Thought: Simplicity also dives into our prayer life.  St. Francis de Sales says here too we must be realistic and try not to over-react (or under-react).  He says, "Often one lets himself be knocked down by a gnat when he combats monsters by imagination" (Oevres, vol 26, p 36) This saying points to how often in prayer we can conjure up these ideas of doing wonderful things for God, big projects, sacrifices, works of charity... but all these are actually not within our reach and not practical for our state of life.  We think we are doing something great by having these aspirations, while in the meantime a little inconvenience sends us into an angry rage or a look from another brings our mind where we would rather not go.  True holiness lies in not getting upset during the traffic jam or giving time to a friend in need when you have 12 other pressing items on your plate.  St. Francis de Sales says that we should first battle in the arena of our every day lives for here are the opportunities God has provided for our holiness.

Tuesday, September 6, 2016

The Little Virtues: Gentleness

Last week one of the Gospels was the story of Jesus expelling demons from a possessed man.  The priest who came that day, Fr.
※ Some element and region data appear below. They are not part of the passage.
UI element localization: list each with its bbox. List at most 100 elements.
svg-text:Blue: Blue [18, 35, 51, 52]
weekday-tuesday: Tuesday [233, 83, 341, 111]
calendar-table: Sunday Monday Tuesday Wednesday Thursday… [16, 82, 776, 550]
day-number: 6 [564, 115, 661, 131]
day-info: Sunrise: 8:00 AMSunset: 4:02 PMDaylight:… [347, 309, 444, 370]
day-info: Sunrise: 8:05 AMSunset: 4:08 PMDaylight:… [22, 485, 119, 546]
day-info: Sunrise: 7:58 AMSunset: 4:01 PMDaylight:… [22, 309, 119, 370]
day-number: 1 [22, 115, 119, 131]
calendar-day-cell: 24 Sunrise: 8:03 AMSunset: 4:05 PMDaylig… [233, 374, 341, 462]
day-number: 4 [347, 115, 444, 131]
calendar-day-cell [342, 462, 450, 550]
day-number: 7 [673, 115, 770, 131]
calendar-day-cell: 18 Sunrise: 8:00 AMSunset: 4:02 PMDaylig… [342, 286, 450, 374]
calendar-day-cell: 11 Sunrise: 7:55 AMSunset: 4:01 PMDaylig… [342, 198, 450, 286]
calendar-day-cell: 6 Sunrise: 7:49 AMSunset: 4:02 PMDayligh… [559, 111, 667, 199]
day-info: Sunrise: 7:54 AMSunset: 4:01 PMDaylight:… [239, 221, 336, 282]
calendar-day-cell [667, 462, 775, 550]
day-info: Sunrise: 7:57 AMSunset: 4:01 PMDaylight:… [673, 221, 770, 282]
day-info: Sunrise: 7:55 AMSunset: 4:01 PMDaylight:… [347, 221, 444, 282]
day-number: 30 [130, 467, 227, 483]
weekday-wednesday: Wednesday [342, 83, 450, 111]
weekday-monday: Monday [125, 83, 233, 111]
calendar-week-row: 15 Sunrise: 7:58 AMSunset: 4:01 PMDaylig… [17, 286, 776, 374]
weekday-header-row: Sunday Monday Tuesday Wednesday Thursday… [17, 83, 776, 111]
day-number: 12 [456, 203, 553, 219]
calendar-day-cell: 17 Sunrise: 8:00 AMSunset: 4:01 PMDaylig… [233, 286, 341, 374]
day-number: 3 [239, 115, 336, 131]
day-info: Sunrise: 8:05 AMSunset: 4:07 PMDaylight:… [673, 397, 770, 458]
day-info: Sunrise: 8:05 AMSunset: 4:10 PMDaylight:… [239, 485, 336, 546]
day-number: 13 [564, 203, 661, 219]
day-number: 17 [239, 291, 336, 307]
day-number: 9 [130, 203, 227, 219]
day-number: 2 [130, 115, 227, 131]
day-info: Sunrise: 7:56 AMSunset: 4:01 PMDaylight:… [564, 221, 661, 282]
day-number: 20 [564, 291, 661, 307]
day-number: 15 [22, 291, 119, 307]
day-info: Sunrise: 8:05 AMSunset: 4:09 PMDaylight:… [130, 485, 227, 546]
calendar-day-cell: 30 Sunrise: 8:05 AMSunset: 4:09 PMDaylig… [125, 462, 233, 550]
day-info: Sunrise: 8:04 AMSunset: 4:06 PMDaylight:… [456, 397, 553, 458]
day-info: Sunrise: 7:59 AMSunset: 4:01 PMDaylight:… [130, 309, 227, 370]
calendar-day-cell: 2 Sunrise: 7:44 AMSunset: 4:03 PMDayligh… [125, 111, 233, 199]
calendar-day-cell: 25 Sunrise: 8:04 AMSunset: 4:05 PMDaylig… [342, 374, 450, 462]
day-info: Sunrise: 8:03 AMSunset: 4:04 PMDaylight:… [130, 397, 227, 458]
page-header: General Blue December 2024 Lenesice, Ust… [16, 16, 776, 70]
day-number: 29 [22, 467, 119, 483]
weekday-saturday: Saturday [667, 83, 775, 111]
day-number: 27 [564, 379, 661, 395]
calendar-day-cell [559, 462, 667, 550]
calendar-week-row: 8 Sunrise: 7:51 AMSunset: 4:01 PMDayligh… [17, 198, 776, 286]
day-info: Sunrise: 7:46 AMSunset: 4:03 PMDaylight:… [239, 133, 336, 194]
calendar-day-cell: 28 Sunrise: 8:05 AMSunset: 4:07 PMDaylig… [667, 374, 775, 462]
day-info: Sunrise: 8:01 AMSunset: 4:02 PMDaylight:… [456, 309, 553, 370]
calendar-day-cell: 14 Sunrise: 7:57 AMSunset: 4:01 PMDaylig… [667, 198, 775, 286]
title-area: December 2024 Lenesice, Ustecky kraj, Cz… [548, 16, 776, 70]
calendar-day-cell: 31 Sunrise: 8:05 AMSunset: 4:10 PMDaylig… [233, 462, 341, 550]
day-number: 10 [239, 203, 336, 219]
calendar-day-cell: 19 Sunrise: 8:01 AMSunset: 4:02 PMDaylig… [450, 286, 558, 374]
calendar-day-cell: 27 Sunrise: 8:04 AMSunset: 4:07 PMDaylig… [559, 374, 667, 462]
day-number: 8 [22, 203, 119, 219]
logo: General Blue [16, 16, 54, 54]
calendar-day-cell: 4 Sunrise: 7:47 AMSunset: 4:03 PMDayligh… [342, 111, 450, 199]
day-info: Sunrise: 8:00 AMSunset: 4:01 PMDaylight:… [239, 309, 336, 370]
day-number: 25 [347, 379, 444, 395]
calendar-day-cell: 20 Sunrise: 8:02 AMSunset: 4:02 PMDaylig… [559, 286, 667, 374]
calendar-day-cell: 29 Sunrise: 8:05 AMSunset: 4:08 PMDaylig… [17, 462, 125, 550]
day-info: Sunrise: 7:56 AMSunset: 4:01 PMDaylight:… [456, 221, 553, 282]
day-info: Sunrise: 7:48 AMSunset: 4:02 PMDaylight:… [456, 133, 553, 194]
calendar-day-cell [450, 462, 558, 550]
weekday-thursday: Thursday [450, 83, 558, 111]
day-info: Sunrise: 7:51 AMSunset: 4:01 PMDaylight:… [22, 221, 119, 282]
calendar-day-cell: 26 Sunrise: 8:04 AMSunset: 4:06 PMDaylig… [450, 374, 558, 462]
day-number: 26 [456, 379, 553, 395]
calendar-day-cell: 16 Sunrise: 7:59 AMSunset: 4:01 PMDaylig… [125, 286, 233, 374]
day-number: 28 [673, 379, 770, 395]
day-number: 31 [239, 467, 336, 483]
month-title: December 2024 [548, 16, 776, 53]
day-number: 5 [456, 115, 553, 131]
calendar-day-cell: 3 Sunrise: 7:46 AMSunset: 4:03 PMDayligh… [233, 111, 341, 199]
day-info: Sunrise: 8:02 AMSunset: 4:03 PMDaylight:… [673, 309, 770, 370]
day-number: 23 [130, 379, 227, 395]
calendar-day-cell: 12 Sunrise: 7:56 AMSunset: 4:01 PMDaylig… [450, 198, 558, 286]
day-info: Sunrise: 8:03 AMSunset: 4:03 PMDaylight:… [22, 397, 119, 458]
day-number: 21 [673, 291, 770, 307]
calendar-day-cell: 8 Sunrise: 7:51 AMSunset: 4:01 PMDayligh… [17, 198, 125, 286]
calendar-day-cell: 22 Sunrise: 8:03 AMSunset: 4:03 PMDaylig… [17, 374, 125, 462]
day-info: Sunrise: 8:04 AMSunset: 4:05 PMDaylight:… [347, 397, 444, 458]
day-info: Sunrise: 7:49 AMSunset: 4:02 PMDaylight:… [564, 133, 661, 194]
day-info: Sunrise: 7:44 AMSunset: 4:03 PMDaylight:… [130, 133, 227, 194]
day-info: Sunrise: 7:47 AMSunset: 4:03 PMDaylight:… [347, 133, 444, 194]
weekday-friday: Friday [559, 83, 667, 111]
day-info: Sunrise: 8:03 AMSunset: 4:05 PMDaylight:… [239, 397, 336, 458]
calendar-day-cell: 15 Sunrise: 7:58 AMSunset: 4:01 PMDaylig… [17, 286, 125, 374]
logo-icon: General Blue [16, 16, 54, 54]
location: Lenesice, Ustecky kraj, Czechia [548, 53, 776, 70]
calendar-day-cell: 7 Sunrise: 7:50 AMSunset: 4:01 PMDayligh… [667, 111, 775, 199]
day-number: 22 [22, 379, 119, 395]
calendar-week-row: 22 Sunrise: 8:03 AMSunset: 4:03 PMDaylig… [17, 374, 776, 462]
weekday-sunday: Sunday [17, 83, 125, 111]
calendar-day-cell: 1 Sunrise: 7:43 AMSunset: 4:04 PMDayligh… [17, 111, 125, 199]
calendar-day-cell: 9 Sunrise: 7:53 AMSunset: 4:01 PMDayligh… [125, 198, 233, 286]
Cambra, MIC, proclaimed the Gospel with such clarity that it highlighted our Lord's gentleness.  I thought of St. Francis de Sales' quote:
"Nothing so strong as gentleness, nothing so gentle as real strength".
 How did he do this?  Father always proclaims the Gospel with inflection and, when appropriate, enough variation in his voice to signify the different speakers.  As he proclaimed the section in which the demons were speaking, his voice was louder and angry sounding.  He even sounded as if accusing Jesus negatively of "know[ing] who He [is], the Holy One of God".  Jesus rebukes the demons.  Here I expected a sharp response.  A rebuke seems to demand that same forceful punch, and yet father did something completely different.  His voice changed to a soft, gentle tone, that same calm peacefulness you would use when instructing a 4 year-old. Slowly and quietly, but directly and firmly, he spoke, "Quiet.  Come out of him".

This gentle firmness is that real strength our Holy Father (St. Francis de Sales) speaks of...for it even expels demons!  Jesus first knows who He is, the Son of God, and calmly responds to who these demons are and what their proper place is.  He also shows love and care for the soul of the man who is possessed.  This gentle strength shows that gentleness is not being a push-over, or hiding in the midst of contradiction, but remaining calm in the face of difficulties and challenges.  It is loving others as they are and helping them to see who God has called them to be, AND helping them to be that person.  This is true love of neighbor.

When one enters the Visitation, one of the first things to learn is the new language.  This is a language of gentleness.  When a "command" is given, it is generally phrased as a gentle nudge..
"Would you mind..." 
"I noticed that..."  
In other orders those same directive would likely be given in a much more direct manner:
"You need to..."  or    "We do not..."
 These simple differences in phrasing show the underlying charism of gentleness.  A correction is given through a gentle nudge, and a "command" is given which sounds like a little question.

In the world, it might be challenging to use this "gentle phrasing" as it could easily be blown off as unimportant or lacking firmness, but I would say that if you use them with love, it is not the force of the command, but the tug upon the heart which will move a soul to do any particular action.  This is what we are all called to do.  To respond to the movements of our heart and the gentle tug of the Lord who often speaks, even direct and strong commands, in a gentle, peaceful and unassuming manner.